I think they're reacting to news reports about preliminary research that shows sunlight can quickly destroy the coronavirus.  So Indonesian women are getting out of their hijabs and men are going shirtless to get the sun's rays. That's great. But now their government is worried about skin cancer, so it's urging the public to use suntan blocking preparations.

My understanding is that sunlight DOES NOT cause skin cancer. (See research published by the Sunlight Institute.)  I don't know whether that's the case with tanning beds, or whether it applies if people strip down and stay motionless in the sun for hours; i.e., if they take to 'sunbathing' instead of being active in the sun.  In any case, I think the numerous health risks in avoiding sunlight far outweigh any risk from skin cancer.      

Above all, Indonesians need to know that sterilization is only one among the many benefits of sunlight.  So if they continue to get in the sun on a routine basis and expose more of their bodies to the sun, they can expect to see much healthier people in their society. It is the same for every society.

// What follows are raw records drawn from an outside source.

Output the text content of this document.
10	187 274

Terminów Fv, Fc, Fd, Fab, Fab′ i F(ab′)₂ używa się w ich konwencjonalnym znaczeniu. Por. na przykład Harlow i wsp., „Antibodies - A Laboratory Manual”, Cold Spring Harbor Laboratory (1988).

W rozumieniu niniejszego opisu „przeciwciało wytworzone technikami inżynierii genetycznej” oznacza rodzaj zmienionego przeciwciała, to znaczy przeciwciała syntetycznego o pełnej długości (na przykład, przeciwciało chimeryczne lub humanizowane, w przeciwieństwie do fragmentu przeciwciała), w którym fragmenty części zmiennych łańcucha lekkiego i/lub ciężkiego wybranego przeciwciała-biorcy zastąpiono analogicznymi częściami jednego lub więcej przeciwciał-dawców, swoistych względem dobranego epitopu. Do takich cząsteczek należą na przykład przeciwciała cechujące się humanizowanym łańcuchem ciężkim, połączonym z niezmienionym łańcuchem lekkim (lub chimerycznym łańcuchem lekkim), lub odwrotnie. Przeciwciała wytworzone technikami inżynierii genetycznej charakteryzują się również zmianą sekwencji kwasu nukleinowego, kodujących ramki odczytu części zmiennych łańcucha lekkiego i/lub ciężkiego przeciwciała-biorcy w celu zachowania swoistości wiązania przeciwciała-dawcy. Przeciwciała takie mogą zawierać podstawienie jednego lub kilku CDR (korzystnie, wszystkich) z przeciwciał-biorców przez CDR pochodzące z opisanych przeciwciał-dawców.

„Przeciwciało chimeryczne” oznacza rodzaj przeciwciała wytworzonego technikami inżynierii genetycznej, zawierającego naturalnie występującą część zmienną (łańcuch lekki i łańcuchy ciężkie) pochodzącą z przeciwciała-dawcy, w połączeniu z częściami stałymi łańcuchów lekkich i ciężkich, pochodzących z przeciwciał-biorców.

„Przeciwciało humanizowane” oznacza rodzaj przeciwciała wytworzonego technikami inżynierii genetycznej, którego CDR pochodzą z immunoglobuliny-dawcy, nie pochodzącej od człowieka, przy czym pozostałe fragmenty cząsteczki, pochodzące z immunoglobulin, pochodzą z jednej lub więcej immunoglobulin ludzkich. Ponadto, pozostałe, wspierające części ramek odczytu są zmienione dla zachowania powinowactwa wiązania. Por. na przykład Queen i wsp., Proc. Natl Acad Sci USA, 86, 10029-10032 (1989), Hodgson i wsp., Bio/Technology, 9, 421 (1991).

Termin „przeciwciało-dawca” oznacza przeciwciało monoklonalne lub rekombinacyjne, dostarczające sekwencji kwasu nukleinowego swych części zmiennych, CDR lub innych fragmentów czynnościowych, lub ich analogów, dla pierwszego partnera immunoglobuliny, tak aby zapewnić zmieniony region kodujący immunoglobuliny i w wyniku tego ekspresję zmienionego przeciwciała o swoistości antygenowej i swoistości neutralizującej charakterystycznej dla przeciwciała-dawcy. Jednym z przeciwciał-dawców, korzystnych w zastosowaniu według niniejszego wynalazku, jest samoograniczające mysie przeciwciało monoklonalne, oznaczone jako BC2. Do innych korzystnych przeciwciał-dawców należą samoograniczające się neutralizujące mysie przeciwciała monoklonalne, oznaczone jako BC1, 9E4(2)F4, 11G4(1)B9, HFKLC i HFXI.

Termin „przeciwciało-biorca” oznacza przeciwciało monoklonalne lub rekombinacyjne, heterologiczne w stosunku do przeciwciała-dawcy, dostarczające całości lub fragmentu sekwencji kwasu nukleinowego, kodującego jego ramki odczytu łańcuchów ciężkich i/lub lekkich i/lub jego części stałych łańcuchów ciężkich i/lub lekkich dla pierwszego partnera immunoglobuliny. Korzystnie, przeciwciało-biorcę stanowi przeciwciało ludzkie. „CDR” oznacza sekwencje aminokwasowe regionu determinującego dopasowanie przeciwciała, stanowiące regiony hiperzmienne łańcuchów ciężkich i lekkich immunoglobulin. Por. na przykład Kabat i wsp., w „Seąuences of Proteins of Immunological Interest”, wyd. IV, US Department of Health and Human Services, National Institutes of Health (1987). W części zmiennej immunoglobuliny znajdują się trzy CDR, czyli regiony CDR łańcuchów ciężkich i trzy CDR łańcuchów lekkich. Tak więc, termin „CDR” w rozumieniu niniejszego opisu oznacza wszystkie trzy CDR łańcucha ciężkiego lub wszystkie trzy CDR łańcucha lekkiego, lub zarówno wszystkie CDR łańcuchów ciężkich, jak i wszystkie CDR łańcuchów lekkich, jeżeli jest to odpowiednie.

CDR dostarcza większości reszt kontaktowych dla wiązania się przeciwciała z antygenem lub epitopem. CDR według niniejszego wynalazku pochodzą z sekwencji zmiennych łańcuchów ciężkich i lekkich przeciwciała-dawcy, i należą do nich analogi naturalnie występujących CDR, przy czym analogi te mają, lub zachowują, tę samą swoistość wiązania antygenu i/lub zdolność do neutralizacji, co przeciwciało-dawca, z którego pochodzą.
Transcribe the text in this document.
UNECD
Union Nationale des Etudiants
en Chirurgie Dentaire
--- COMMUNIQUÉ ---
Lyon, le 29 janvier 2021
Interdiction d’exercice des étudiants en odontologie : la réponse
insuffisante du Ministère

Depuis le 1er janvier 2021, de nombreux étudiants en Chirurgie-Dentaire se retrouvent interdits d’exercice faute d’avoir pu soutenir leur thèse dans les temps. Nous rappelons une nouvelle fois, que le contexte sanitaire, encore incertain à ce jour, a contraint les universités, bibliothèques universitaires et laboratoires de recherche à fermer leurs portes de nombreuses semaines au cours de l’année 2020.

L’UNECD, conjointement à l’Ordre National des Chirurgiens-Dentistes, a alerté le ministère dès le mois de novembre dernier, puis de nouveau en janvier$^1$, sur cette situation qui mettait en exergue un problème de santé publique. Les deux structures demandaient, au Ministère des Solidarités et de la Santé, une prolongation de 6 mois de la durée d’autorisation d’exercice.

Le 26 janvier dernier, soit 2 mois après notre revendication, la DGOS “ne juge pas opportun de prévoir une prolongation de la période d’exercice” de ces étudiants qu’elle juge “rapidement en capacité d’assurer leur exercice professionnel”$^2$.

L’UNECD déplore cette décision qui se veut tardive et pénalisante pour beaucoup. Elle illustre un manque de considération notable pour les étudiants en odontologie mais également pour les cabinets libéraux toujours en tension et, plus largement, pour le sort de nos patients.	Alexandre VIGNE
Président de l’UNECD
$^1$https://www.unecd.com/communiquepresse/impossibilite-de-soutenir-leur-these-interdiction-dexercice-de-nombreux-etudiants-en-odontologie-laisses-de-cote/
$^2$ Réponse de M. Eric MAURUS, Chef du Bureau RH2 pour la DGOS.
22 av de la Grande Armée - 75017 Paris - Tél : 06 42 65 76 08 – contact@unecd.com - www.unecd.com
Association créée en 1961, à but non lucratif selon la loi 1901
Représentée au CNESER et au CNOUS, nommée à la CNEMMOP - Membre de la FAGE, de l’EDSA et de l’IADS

What about people who can't get sunlight on a routine basis? You can get tanned on a cloudy day and even a rainy day. 

The human organism isn't an idiot. It's built to be enormously flexible; it has evolved all kinds of fail-safes and will accept certain workarounds -- such as NO booster supplements and Vitamin D pills. 

It's over long periods of flouting Nature that we get into big trouble. That's now the case for societies that for decades have avoided sunlight.